О, эти внезапные счастливые повороты судьбы, приносящие гораздо больше радостей, чем запланированные, обдуманные и многократно отрепетированные в воображении события! Не успел я еще привыкнуть к Ташкенту, не успел окончательно изжариться на жаре, проклиная Розмарина, судорожно перебирая в воображении кипучую энтомологическую фауну тугаев, до оскомины разглядывая музейные ящички, пахнущие, кажется, не только хлороформом, но – кладбищем, не успел пропитаться сырым специфическим запахом кельи бывшего медресе, истоптать улицу Навои и центр Ташкента, исследовать книжные магазины («Китоблар») и испробовать узбекские кушанья, как вдруг оказался в раю. С горными вершинами и снежными пиками, бурными реками и дремучими лесами, соловьями, Синими птицами, барсуками и змеями, махаонами и жуками-скакунами, со множеством цветов, лучшие из которых называются так: ферула и эремурус.
Представьте себе уютную зеленую долину, в глубине которой течет бурная речка с узбекским названием «Кайнар-сай», что означает в переводе «кипящая река». Я не вижу речки, потому что внизу сплошные зеленые заросли.

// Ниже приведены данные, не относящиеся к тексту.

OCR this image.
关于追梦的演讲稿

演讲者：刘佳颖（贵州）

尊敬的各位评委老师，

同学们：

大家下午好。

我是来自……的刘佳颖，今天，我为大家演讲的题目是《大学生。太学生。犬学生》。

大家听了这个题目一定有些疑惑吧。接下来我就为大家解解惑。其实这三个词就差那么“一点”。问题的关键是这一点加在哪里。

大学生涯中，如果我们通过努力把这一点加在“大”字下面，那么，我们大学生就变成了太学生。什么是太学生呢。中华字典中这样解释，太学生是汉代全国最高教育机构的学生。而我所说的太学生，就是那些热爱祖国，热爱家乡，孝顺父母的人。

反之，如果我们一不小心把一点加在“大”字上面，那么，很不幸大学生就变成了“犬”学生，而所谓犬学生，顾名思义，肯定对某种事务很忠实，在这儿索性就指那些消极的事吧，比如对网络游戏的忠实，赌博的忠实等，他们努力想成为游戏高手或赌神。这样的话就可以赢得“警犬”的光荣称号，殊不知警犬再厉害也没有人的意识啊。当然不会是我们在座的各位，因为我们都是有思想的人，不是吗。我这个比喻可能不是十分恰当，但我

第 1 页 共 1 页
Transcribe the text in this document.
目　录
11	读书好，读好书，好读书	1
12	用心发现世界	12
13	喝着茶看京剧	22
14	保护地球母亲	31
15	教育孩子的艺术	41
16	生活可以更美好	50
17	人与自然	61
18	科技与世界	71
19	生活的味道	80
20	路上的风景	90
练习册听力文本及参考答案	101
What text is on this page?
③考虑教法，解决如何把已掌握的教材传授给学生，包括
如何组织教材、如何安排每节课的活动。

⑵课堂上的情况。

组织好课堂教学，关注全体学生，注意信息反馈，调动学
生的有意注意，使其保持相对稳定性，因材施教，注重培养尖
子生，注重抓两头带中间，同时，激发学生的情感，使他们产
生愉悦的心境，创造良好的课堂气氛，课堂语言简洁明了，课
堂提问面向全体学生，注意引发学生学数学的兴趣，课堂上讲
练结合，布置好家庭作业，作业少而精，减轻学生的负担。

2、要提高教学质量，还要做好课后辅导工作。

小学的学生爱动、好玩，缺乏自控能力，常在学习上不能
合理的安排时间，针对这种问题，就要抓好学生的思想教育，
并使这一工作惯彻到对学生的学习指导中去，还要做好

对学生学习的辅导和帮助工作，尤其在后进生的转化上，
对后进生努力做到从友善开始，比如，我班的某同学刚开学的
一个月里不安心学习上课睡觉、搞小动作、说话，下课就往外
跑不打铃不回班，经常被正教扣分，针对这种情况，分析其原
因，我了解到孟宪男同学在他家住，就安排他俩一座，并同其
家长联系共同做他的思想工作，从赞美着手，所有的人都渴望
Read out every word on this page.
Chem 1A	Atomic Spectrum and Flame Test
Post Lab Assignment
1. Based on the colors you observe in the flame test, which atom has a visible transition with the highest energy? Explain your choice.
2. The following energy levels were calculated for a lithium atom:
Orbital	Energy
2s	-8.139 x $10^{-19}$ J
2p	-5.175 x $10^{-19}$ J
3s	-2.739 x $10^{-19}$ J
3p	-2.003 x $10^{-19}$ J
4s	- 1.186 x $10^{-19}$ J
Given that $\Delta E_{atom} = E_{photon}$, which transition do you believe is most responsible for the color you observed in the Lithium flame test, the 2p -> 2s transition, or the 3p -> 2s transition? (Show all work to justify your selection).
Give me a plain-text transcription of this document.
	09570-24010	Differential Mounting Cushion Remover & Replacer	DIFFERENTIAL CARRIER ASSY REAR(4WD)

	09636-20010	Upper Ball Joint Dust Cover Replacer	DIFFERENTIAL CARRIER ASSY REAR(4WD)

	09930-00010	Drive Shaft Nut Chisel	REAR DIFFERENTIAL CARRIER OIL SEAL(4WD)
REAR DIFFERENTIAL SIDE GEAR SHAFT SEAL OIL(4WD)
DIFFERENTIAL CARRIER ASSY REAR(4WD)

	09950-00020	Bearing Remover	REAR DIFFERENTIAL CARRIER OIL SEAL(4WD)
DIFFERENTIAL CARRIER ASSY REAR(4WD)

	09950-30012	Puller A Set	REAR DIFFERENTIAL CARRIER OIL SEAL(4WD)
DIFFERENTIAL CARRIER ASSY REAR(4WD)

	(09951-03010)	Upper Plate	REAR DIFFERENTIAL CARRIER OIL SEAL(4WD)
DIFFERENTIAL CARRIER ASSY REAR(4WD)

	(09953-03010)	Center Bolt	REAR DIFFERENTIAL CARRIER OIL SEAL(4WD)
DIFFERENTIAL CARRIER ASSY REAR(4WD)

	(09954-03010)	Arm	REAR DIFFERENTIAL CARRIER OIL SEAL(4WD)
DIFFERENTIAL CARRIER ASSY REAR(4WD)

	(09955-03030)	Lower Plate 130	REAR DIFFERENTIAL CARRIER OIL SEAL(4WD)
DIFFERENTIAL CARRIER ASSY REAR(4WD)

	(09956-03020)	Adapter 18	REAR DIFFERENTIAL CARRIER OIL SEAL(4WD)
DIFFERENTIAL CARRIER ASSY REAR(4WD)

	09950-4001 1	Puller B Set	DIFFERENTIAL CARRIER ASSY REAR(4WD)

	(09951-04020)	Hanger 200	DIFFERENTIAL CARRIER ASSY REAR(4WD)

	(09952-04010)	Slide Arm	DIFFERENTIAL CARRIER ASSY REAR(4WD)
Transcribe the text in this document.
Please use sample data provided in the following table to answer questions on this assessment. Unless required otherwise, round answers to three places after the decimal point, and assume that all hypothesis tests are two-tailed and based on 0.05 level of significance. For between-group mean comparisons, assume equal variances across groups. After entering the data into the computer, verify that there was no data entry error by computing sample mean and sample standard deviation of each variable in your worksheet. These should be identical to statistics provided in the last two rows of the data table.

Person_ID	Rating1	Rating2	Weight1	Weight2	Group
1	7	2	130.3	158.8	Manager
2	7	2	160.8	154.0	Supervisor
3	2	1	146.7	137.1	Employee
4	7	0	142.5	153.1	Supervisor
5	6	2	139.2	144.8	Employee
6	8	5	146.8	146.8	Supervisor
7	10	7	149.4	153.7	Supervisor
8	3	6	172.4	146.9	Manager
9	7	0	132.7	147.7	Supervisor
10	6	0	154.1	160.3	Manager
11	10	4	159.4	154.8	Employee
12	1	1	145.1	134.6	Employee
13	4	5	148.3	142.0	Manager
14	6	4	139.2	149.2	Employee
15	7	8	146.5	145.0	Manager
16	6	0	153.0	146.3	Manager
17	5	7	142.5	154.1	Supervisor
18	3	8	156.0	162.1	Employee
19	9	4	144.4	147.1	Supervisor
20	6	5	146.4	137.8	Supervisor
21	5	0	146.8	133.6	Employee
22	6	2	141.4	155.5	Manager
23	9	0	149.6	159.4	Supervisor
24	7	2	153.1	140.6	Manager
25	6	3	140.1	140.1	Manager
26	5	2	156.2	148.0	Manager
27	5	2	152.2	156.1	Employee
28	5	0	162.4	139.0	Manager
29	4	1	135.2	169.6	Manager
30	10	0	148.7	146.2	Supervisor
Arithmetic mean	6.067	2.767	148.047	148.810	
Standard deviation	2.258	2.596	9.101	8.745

Заросли, настоящие джунгли вокруг, они окружают три скромных белых домика стационара Института ботаники. Стационар создан, чтобы изучать грецкий орех, а потому густые джунгли, покрывающие оба склона долины, состоят в основном из кряжистых экзотических, отчасти напоминающих наши дубы деревьев грецкого ореха. Но не только. Воздух напоен густым сладким ароматом цветущего боярышника. Цветут и черемуха, и алыча, и некоторые запоздавшие яблони, и шиповник, и травы. Но аромат боярышника туркестанского перекрывает всё.
Я не только не вижу, но даже почти и не слышу бурную речку. Потому что на разные голоса поют пеночки, дрозды, зяблики, иволги, множество неизвестных мне ранее птиц – таких, например, как райская мухоловка. Голоса, как звуки инструментов в оркестре, сливаются в одну стройную мелодию, этакий фон, на котором то поочереди, то в несколько голосов сразу – дуэтом, трио или квартетом – солируют соловьи.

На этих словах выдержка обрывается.